During the 18th century in France, it was said that Louis XV's court consumed over 200 eggs a week in custards, sauces, and pastries alone.
The French court at Versailles under Louis XV, who reigned from 1715 to 1774, represented the apex of European court cuisine in the 18th century. The kitchen operations required to feed the king, his household, his courtiers, and the administrative apparatus of the most powerful monarchy in Europe consumed resources at a scale that contemporary observers found staggering. The reported consumption of over 200 eggs per week by the court in custards, sauces, and pastries alone reflects both the centrality of egg-based preparations in French haute cuisine of the period and the extraordinary logistical machinery that sustained Versailles as a functioning city as well as a palace.
## Egg-Based Cuisine in 18th-Century France
French culinary technique in the 18th century treated the egg as a structural and textural foundation rather than merely an ingredient. The major sauce families, the liaisons and liaisons à l'oeuf, depended on egg yolks for thickening and emulsification. Hollandaise, béarnaise, and the family of butter-egg sauces that define classical French cuisine all rely on the same principle: egg yolk proteins denature slowly under heat, thickening a liquid without curdling if temperature is controlled precisely.
Pastry at Versailles was equally egg-intensive. Génoise cake, which uses whole eggs beaten to a foam as its sole leavening agent, dates from this period. Meringue, choux pastry, and the elaborate entremets sucrés that concluded formal dinners at Versailles all required eggs in quantity. The 200-per-week figure cited in accounts of Louis XV's court was likely a conservative estimate for the confectionery kitchen alone, excluding the eggs used in savory preparations.
## The Supply Chain Behind the Number
Supplying Versailles with eggs required a dedicated agricultural infrastructure. The palace maintained its own ferme at the Grand Trianon, but the scale of consumption far exceeded what any single farm could supply. Egg merchants from the surrounding Seine-et-Oise region operated under royal contracts, subject to quality inspections and delivery schedules calibrated to the kitchen's needs. Fresh eggs had to arrive daily because the preparations requiring them, particularly the emulsified sauces, did not work reliably with older eggs.

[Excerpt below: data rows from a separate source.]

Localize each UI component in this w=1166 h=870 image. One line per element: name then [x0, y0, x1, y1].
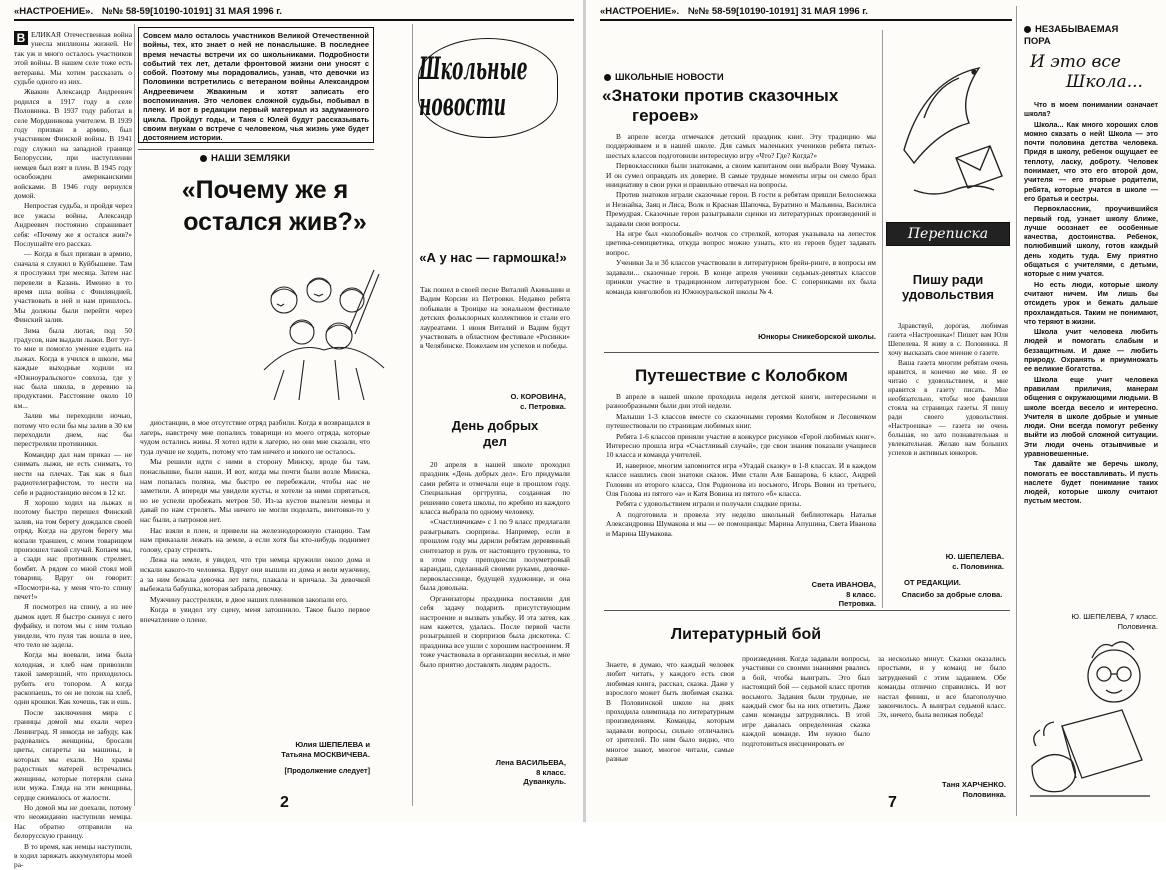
article-paragraph: Так давайте же беречь школу, помогать ее восставливать. И пусть наслете будет понимание таких людей, которые школу считают пустым местом.	[1024, 459, 1158, 506]
school-news-badge	[418, 38, 558, 138]
memorable-text	[1024, 100, 1158, 598]
article-paragraph: Я посмотрел на спину, а из нее дымок идет. Я быстро скинул с него фуфайку, и потом мы с ним только увидели, что пуля так вошла в нее, что тело не задела.	[14, 602, 132, 649]
rubric-label: ШКОЛЬНЫЕ НОВОСТИ	[615, 72, 724, 83]
memorable-title-line: Школа...	[1066, 72, 1143, 92]
author-name: Таня ХАРЧЕНКО.	[942, 780, 1006, 789]
article-paragraph: Но домой мы не доехали, потому что неожиданно наступили немцы. Нас обратно отправили на белорусскую границу.	[14, 802, 132, 841]
article-paragraph: Залив мы переходили ночью, потому что если бы мы залив в 30 км переходили днем, нас бы перестреляли противники.	[14, 411, 132, 449]
memorable-title-line: И это все	[1030, 52, 1121, 72]
author-place: с. Петровка.	[520, 401, 566, 411]
divider	[604, 352, 879, 353]
article-paragraph: Лежа на земле, я увидел, что три немца кружили около дома и искали какого-то человека. Вдруг они вышли из дома и вели мужчину, а за ним бежала девочка лет пяти, плакала и кричала. За девочкой выбежала бабушка, которая забрала девочку.	[140, 555, 370, 594]
correspondence-badge-text: Переписка	[907, 226, 989, 242]
header-issue-left: №№ 58-59[10190-10191] 31 МАЯ 1996 г.	[102, 6, 282, 17]
article-paragraph: «Счастливчикам» с 1 по 9 класс предлагали разыгрывать сюрпризы. Например, если в прошлом году мы дарили ребятам деревянный синтезатор и руль от настоящего грузовика, то в этом году преподнесли полуметровый карандаш, сделанный своими руками, девочке-первокласснице, будущей художнице, и она была довольна.	[420, 517, 570, 593]
divider	[604, 610, 1010, 611]
author-place: с. Половинка.	[952, 561, 1004, 571]
author-place: Половинка.	[962, 789, 1006, 799]
school-news-badge-text: Школьные новости	[419, 52, 528, 124]
article-paragraph: Школа... Как много хороших слов можно сказать о ней! Школа — это почти половина детства человека. Придя в школу, ребенок ощущает ее теплоту, ласку, доброту. Человек понимает, что это его второй дом, учителя — его вторые родители, ребята, которые учатся в школе — его братья и сестры.	[1024, 119, 1158, 203]
editorial-text: Спасибо за добрые слова.	[901, 590, 1003, 599]
experts-title	[602, 86, 882, 126]
soldiers-illustration	[244, 260, 394, 410]
column-divider	[134, 24, 135, 806]
rubric-our-countrymen	[200, 153, 290, 164]
article-paragraph: Но есть люди, которые школу считают ничем. Им лишь бы отсидеть урок и бежать дальше прохлаждаться. Таким не понимают, что теряют в жизни.	[1024, 279, 1158, 326]
article-paragraph: Я хорошо ходил на лыжах и поэтому быстро перешел Финский залив, на том берегу дождался своей отряд. Когда на другом берегу мы копали траншеи, с моим товарищем произошел такой случай. Копаем мы, а сзади нас противник стреляет, бомбят. А рядом со мной стоял мой товарищ. Вдруг он говорит: «Посмотри-ка, у меня что-то спину печет!»	[14, 497, 132, 601]
author-place: Дуванкуль.	[523, 777, 566, 786]
column-divider	[882, 30, 883, 608]
harmonica-title: «А у нас — гармошка!»	[419, 250, 567, 265]
kolobok-signature	[766, 580, 876, 609]
letter-title: Пишу ради удовольствия	[902, 272, 994, 302]
author-name: Татьяна МОСКВИЧЕВА.	[281, 749, 370, 759]
article-paragraph: — Когда я был призван в армию, сначала я служил в Куйбышеве. Там я прослужил три месяца. Затем нас перевели в Казань. Именно в то время шла война с Финляндией, участвовать в ней и нам пришлось. Мы должны были перейти через Финский залив.	[14, 249, 132, 325]
article-paragraph: Мы решили идти с ними в сторону Минску, вроде бы там, понаслышке, были наши. И вот, когда мы почти были возле Минска, нам попалась поляна, мы быстро ее перебежали, чтобы нас не заметили. А впереди мы увидели кусты, и хотели за ними спрятаться, но не успели пробежать метров 50. Из-за кустов вылезли немцы и давай по нам стрелять. Мы ничего не могли поделать, винтовки-то у нас были, а патронов нет.	[140, 457, 370, 524]
bullet-icon	[1024, 26, 1031, 33]
editorial-label: ОТ РЕДАКЦИИ.	[904, 578, 961, 587]
article-paragraph: Когда мы воевали, зима была холодная, и хлеб нам привозили такой замерзший, что приходилось рубить его топором. А когда раскопаешь, то он не похож на хлеб, одни крошки. Как хочешь, так и ешь.	[14, 650, 132, 707]
author-name: Света ИВАНОВА,	[811, 580, 876, 589]
experts-title-line: героев»	[632, 106, 699, 125]
article-paragraph: На игре был «колобовый» волчок со стрелкой, которая указывала на лепесток цветика-семицветика, откуда вопрос можно узнать, кто из героев будет задавать вопрос.	[606, 229, 876, 257]
article-paragraph: Командир дал нам приказ — не снимать лыжи, не есть снимать, то нести на плечах. Так как я был радиотелеграфистом, то нести на себе и радиостанцию весом в 12 кг.	[14, 449, 132, 497]
good-deeds-text	[420, 460, 570, 746]
article-paragraph: Ребята с удовольствием играли и получали сладкие призы.	[616, 499, 802, 509]
rubric-memorable-time-2: ПОРА	[1024, 36, 1051, 47]
header-issue-right: №№ 58-59[10190-10191] 31 МАЯ 1996 г.	[688, 6, 868, 17]
page-number-left: 2	[280, 794, 289, 811]
newspaper-page-right	[586, 0, 1166, 822]
good-deeds-title: День добрых дел	[451, 418, 539, 449]
intro-box: Совсем мало осталось участников Великой Отечественной войны, тех, кто знает о ней не понаслышке. В последнее время нечасты встречи их со школьниками. Подробности событий тех лет, детали фронтовой жизни они уносят с собой. Поэтому мы порадовались, узнав, что девочки из Половинки встретились с ветераном войны Александром Андреевичем Жвакиным и хотят записать его воспоминания. Это человек сложной судьбы, побывал в плену. И вот в редакции первый материал из задуманного цикла. Пройдут годы, и Таня с Юлей будут рассказывать своим внукам о встрече с человеком, чья жизнь уже будет достоянием истории.	[138, 27, 374, 143]
article-paragraph: Что в моем понимании означает школа?	[1024, 100, 1158, 119]
article-paragraph: Малыши 1-3 классов вместе со сказочными героями Колобком и Лесовичком путешествовали по страницам любимых книг.	[606, 411, 876, 431]
article-paragraph: Ваша газета многим ребятам очень нравится, и конечно же мне. Я ее читаю с удовольствием, и мне нравится в газету писать. Мне необязательно, чтобы мое фамилия стояла на страницах газеты. Я пишу ради своего удовольствия. «Настроешка» — газета не очень большая, но зато познавательная и увлекательная. Желаю вам больших успехов и активных юнкоров.	[888, 359, 1008, 457]
experts-signature: Юнкоры Сникеборской школы.	[758, 332, 876, 341]
battle-signature	[896, 780, 1006, 799]
battle-column-2: произведения. Когда задавали вопросы, участники со своими знаниями рвались в бой, чтобы выиграть. Это был настоящий бой — седьмой класс против восьмого. Задания были трудные, не каждый смог бы на них ответить. Даже сами команды затруднялись. В этой игре давалась определенная сказка каждой команде. Им нужно было подготовиться инсценировать ее	[742, 654, 870, 748]
header-rule-right	[600, 19, 1012, 21]
column-divider	[412, 24, 413, 806]
article-paragraph: А подготовила и провела эту неделю школьный библиотекарь Наталья Александровна Шумакова и мы — ее помощницы: Марина Апушина, Света Иванова и Марина Шумакова.	[606, 509, 876, 538]
bookworm-illustration	[1022, 636, 1162, 812]
article-paragraph: В апреле всегда отмечался детский праздник книг. Эту традицию мы поддерживаем и в нашей школе. Для самых маленьких учеников ребята пятых-шестых классов подготовили интересную игру «Что? Где? Когда?»	[606, 132, 876, 160]
war-story-column-1	[14, 30, 132, 870]
dove-letter-illustration	[884, 40, 1014, 216]
war-story-column-2	[140, 418, 370, 738]
article-paragraph: Первоклассники были знатоками, а своим капитаном они выбрали Вову Чумака. И он сумел оправдать их доверие. В самые трудные моменты игры он смело брал инициативу в свои руки и правильно отвечал на вопросы.	[606, 161, 876, 190]
rubric-school-news	[604, 72, 724, 83]
header-paper-name-right: «НАСТРОЕНИЕ».	[600, 6, 680, 17]
battle-column-1: Знаете, я думаю, что каждый человек любит читать, у каждого есть своя любимая книга, рассказ, сказка. Даже у взрослого может быть любимая сказка. В Половинской школе на днях проходила олимпиада по литературным произведениям. Команды, которым задавали вопросы, сильно отличались от зрителей. По ним было видно, что многое знают, многое читали, самые разные	[606, 660, 734, 764]
memorable-signature	[1026, 612, 1158, 631]
article-paragraph: Нас взяли в плен, и привели на железнодорожную станцию. Там нам приказали лежать на земле, а если хотя бы кто-нибудь поднимет голову, сразу стрелять.	[140, 525, 370, 554]
author-class: 8 класс.	[846, 589, 876, 599]
article-title	[134, 174, 396, 238]
good-deeds-signature	[440, 758, 566, 787]
correspondence-badge	[886, 222, 1010, 246]
rubric-memorable-time	[1024, 24, 1118, 35]
article-paragraph: Зима была лютая, под 50 градусов, нам выдали лыжи. Вот тут-то мне и помогло умение ездить на лыжах. Когда я учился в школе, мы каждые выходные ходили из «Южноуральского» совхоза, где у нас была школа, в деревню за продуктами. Расстояние около 10 км...	[14, 325, 132, 410]
article-title-line: остался жив?»	[183, 208, 367, 236]
memorable-title	[1030, 52, 1143, 92]
war-story-signature	[210, 740, 370, 759]
continued-note: [Продолжение следует]	[284, 766, 370, 775]
author-name: Лена ВАСИЛЬЕВА,	[495, 758, 566, 767]
article-paragraph: Жвакин Александр Андреевич родился в 1917 году в селе Половинка. В 1937 году работал в селе Мордвинкова учителем. В 1939 году призван в армию, был участником Финской войны. В 1941 году служил на западной границе Белоруссии, при наступлении немцев был взят в плен. В 1945 году освобожден американскими войсками. В 1946 году вернулся домой.	[14, 87, 132, 200]
article-title-line: «Почему же я	[181, 176, 349, 204]
experts-text	[606, 132, 876, 324]
article-paragraph: Мужчину расстреляли, в двое наших пленников закопали его.	[150, 594, 348, 604]
battle-column-3: за несколько минут. Сказки оказались простыми, и у команд не было затруднений с этим заданием. Обе команды отлично справились. И вот настал финиш, и все благополучно закончилось. А выиграл седьмой класс. Эх, ничего, была великая победа!	[878, 654, 1006, 720]
author-name: Юлия ШЕПЕЛЕВА и	[295, 740, 370, 749]
article-paragraph: Непростая судьба, и пройдя через все ужасы войны, Александр Андреевич постоянно спрашивает себя: «Почему же я остался жив?» Послушайте его рассказ.	[14, 201, 132, 248]
article-paragraph: Ребята 1-6 классов приняли участие в конкурсе рисунков «Герой любимых книг». Интересно прошла игра «Счастливый случай», где свои знания показали учащиеся 10 класса и команда учителей.	[606, 431, 876, 460]
page-number-right: 7	[888, 794, 897, 811]
column-divider	[1016, 6, 1017, 816]
letter-text	[888, 322, 1008, 548]
article-paragraph: Против знатоков играли сказочные герои. В гости к ребятам пришли Белоснежка и Незнайка, Заяц и Лиса, Волк и Красная Шапочка, Буратино и Мальвина, Василиса Премудрая. Сказочные герои разыгрывали сценки из литературных произведений и задавали свои вопросы.	[606, 190, 876, 228]
article-paragraph: После заключения мира с границы домой мы ехали через Ленинград. Я никогда не забуду, как радовались женщины, бросали цветы, сигареты на машины, в которых мы ехали. Но храмы радостных матерей встречались женщины, которые потеряли сына или мужа. Гляда на эти женщины, сердце сжималось от жалости.	[14, 707, 132, 802]
article-paragraph: Ученики 3а и 3б классов участвовали в литературном брейн-ринге, в вопросы им задавали... сказочные герои. В конце апреля ученики седьмых-девятых классов приняли участие в традиционном литературном бое. С соперниками их была команда книголюбов из Южноуральской школы № 4.	[606, 258, 876, 296]
bullet-icon	[604, 74, 611, 81]
kolobok-title: Путешествие с Колобком	[635, 366, 848, 385]
article-paragraph: 20 апреля в нашей школе проходил праздник «День добрых дел». Его придумали сами ребята и отмечали еще в прошлом году. Специальная оргтруппа, созданная по решению совета школы, по жребию из каждого класса выбрала по одному человеку.	[420, 460, 570, 517]
article-paragraph: Школа учит человека любить людей и помогать слабым и беззащитным. И даже — любить природу. Охранять и приумножать ее великие богатства.	[1024, 327, 1158, 374]
rubric-label: НАШИ ЗЕМЛЯКИ	[211, 153, 291, 164]
kolobok-text	[606, 392, 876, 582]
letter-signature	[886, 552, 1004, 571]
article-paragraph: ЕЛИКАЯ Отечественная война унесла миллионы жизней. Не так уж и много осталось участников этой войны. В нашем селе тоже есть ветераны. Мы хотим рассказать о судьбе одного из них.	[14, 30, 132, 87]
harmonica-text: Так пошел в своей песне Виталий Акиньшин и Вадим Корсин из Петровки. Недавно ребята побывали в Троицке на зональном фестивале детских фольклорных коллективов и стали его лауреатами. 1 июня Виталий и Вадим будут участвовать в областном фестивале «Росинки» в Челябинске. Пожелаем им успехов и победы.	[420, 285, 570, 351]
article-paragraph: диостанции, в мое отсутствие отряд разбили. Когда я возвращался в лагерь, навстречу мне попались товарищи из моего отряда, которые чудом остались живы. Я хотел идти к лагерю, но они мне сказали, что туда лучше не ходить, потому что там ничего и никого не осталось.	[140, 418, 370, 456]
author-name: Ю. ШЕПЕЛЕВА, 7 класс.	[1071, 612, 1158, 621]
header-paper-name-left: «НАСТРОЕНИЕ».	[14, 6, 94, 17]
divider	[138, 149, 374, 150]
rubric-label: НЕЗАБЫВАЕМАЯ	[1035, 24, 1119, 35]
harmonica-signature	[440, 392, 566, 411]
author-name: О. КОРОВИНА,	[510, 392, 566, 401]
dropcap: В	[14, 31, 28, 45]
bullet-icon	[200, 155, 207, 162]
battle-title: Литературный бой	[670, 626, 822, 643]
author-place: Петровка.	[838, 599, 876, 608]
article-paragraph: Здравствуй, дорогая, любимая газета «Настроешка»! Пишет вам Юля Шепелева. Я живу в с. Половинка. Я хочу высказать свое мнение о газете.	[888, 322, 1008, 357]
article-paragraph: И, наверное, многим запомнится игра «Угадай сказку» в 1-8 классах. И в каждом классе нашлись свои знатоки сказок. Ими стали Аля Башарова, 6 класс, Андрей Головин из второго класса, Оля Родионова из восьмого, Игорь Вовин из третьего, Оля Голова из пятого «а» и Катя Вовина из пятого «б» класса.	[606, 460, 876, 499]
author-place: Половинка.	[1117, 621, 1158, 631]
experts-title-line: «Знатоки против сказочных	[602, 86, 839, 105]
author-name: Ю. ШЕПЕЛЕВА.	[945, 552, 1004, 561]
article-paragraph: В апреле в нашей школе проходила неделя детской книги, интересными и разнообразными были дни этой недели.	[606, 392, 876, 411]
article-paragraph: Организаторы праздника поставили для себя задачу подарить присутствующим настроение и вызвать улыбку. И эта затея, как нам кажется, удалась. После первой части розыгрышей и сюрпризов была дискотека. С праздника все ушли с хорошим настроением. Я тоже участвовала в организации веселья, и мне было приятно доставлять людям радость.	[420, 593, 570, 669]
article-paragraph: В то время, как немцы наступили, в ходил заряжать аккумуляторы моей ра-	[14, 841, 132, 870]
article-paragraph: Школа еще учит человека правилам приличия, манерам общения с окружающими людьми. В школе всегда весело и интересно. Учителя в школе добрые и умные люди. Они всегда помогут ребенку выйти из любой сложной ситуации. Эти люди очень отзывчивые и уравновешенные.	[1024, 374, 1158, 458]
header-rule-left	[14, 19, 574, 21]
author-class: 8 класс.	[536, 767, 566, 777]
article-paragraph: Когда я увидел эту сцену, меня затошнило. Такое было первое впечатление о плене.	[140, 605, 370, 624]
article-paragraph: Первоклассник, проучившийся первый год, узнает школу ближе, лучше осознает ее особенные качества, достоинства. Ребенок, полюбивший школу, готов каждый день ходить туда. Ему приятно общаться с учителями, с детьми, которые с ним учатся.	[1024, 204, 1158, 279]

The king's kitchens were divided into specialized departments, each with its own staff, budget, and supply arrangements. The role of chef saucier was one of the highest positions in the hierarchy, reflecting the importance of the egg-dependent sauce work. Recipes from Menon, the period's most prolific cookbook author whose works were used in aristocratic kitchens throughout France, confirm the egg loads described in court accounts. His La Science du maître d'hôtel cuisinier, published in 1749, includes dozens of preparations requiring six to twelve yolks per portion.
The consumption figures at Versailles were not exceptional by the standards of large European courts but became famous through the detail with which French administrative records documented expenditure. The egg was not glamorous, but in the financial accounts of 18th-century Versailles, it appears with a frequency that reflects its true importance to the cuisine that defined European fine dining for the next two centuries.